CRH assumes LafargeHolcim merger will proceed
19 March 2015Europe: Ireland's CRH is assuming that the LafargeHolcim merger will still happen, according to CRH chief executive Albert Manifold. "At this moment in time, we're working forward on the basis that the deal will close, the merger will happen," said Manifold. He added that he had spoken to both companies on 19 March 2015.
CRH has agreed to buy a number of mostly European assets from Lafarge and Holcim for Euro6.5bn so that Lafarge and Holcim can get antitrust clearance for their plan to merge. According to Reuters, CRH's shareholders voted to approve the acquisition on 19 March 2015 at its extraordinary general meeting. According to Manifold, the CRH vote was a procedural step that had to be done, regardless of the uncertainty at Lafarge and Holcim, as a failure to approve the asset purchase would have left CRH exposed to a potential Euro158m break-up fee.
Manifold also confirmed that if the merger should fail, the break-up fee would apply in the other direction. "Likewise, if other parties don't conclude this deal for whatever reason, we would then be in receipt of a break fee," said Manifold. "I'm not going to speculate on whether it is or isn't going to happen. There are discussions going on to decide what they want to do over the next couple of days," said Manifold, adding that CRH was interested in buying the assets even if the merger falls through.
According to CRH, the LafargeHolcim assets would transform CRH into the world's third-largest building materials supplier, the biggest in central and eastern Europe, and double its presence in emerging markets.

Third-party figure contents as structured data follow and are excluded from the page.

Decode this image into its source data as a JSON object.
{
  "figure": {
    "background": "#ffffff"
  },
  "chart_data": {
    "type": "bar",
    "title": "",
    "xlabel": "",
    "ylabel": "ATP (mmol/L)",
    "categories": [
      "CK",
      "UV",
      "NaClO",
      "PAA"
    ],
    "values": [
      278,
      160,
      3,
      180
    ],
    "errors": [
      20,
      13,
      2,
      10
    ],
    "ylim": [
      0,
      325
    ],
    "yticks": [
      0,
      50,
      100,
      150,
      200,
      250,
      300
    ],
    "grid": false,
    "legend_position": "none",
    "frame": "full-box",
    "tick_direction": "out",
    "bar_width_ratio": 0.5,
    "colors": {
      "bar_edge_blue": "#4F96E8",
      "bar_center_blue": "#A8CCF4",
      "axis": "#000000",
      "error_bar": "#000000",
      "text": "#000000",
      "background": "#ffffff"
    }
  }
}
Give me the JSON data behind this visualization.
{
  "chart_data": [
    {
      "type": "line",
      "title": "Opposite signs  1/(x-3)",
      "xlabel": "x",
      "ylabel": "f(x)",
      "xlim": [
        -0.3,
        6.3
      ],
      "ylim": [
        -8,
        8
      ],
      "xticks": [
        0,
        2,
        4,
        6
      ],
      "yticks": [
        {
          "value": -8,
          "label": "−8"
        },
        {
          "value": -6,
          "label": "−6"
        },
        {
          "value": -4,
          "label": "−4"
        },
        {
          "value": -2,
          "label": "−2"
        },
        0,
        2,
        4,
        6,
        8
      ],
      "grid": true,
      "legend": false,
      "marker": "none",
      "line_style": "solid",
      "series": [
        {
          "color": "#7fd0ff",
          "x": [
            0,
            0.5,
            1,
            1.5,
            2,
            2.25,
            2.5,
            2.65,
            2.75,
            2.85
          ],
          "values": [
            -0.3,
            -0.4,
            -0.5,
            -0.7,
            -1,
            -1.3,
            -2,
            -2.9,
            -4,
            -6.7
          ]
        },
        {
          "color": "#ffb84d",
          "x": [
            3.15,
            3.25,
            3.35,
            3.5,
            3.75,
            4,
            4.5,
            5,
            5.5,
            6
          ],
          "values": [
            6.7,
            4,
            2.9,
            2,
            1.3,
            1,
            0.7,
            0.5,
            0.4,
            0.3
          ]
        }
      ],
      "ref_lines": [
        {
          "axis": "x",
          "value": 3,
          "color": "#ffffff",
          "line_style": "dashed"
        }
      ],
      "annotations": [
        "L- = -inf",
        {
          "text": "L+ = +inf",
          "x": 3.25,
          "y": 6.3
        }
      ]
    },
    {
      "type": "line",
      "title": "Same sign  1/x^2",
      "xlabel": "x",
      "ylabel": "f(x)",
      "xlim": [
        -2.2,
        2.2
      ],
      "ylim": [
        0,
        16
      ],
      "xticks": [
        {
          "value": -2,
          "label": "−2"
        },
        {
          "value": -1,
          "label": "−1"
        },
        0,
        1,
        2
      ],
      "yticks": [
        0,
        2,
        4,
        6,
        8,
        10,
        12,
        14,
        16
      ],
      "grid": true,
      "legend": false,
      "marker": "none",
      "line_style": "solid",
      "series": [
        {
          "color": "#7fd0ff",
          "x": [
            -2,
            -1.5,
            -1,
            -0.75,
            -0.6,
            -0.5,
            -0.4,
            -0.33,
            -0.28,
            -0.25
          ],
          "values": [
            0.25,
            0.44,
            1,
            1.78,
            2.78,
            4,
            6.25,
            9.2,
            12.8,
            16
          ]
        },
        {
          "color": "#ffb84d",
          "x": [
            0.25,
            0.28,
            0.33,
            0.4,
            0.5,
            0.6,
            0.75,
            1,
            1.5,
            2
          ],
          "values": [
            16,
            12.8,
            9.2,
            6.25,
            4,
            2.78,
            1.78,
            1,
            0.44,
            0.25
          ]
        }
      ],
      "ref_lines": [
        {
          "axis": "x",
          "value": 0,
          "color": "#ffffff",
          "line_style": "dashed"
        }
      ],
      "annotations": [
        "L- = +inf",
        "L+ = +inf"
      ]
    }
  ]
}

CRH makes about half its sales in the US and wants more exposure to new markets such as the Philippines and parts of Europe it believes are beginning to recover.
Manifold said that CRH also has its eye on other acquisitions, should the purchase of Lafarge and Holcim assets fall through. "This deal is an important part of the strategy of CRH, but it is not the strategy of CRH," said Manifold.
Europe: Holcim's board of directors has determined that its merger with Lafarge will be delayed due to the disagreement of terms on the deal. In a statement, Holcim said that the agenda for its upcoming annual general meeting will only focus on direct Holcim business and not the merger.
According to local media, Lafarge and Holcim are discussing a change in the planned leadership of their combined company to rescue the merger amid growing resistance to Lafarge CEO Bruno Lafont taking the top job. The companies are considering naming another Lafarge executive as CEO instead of Lafont to address demands from Holcim that would allow the deal to go ahead. Lafont could become co-chairman of the new entity, together with Holcim chairman Wolfgang Reitzle. The appointments are among various management changes being discussed.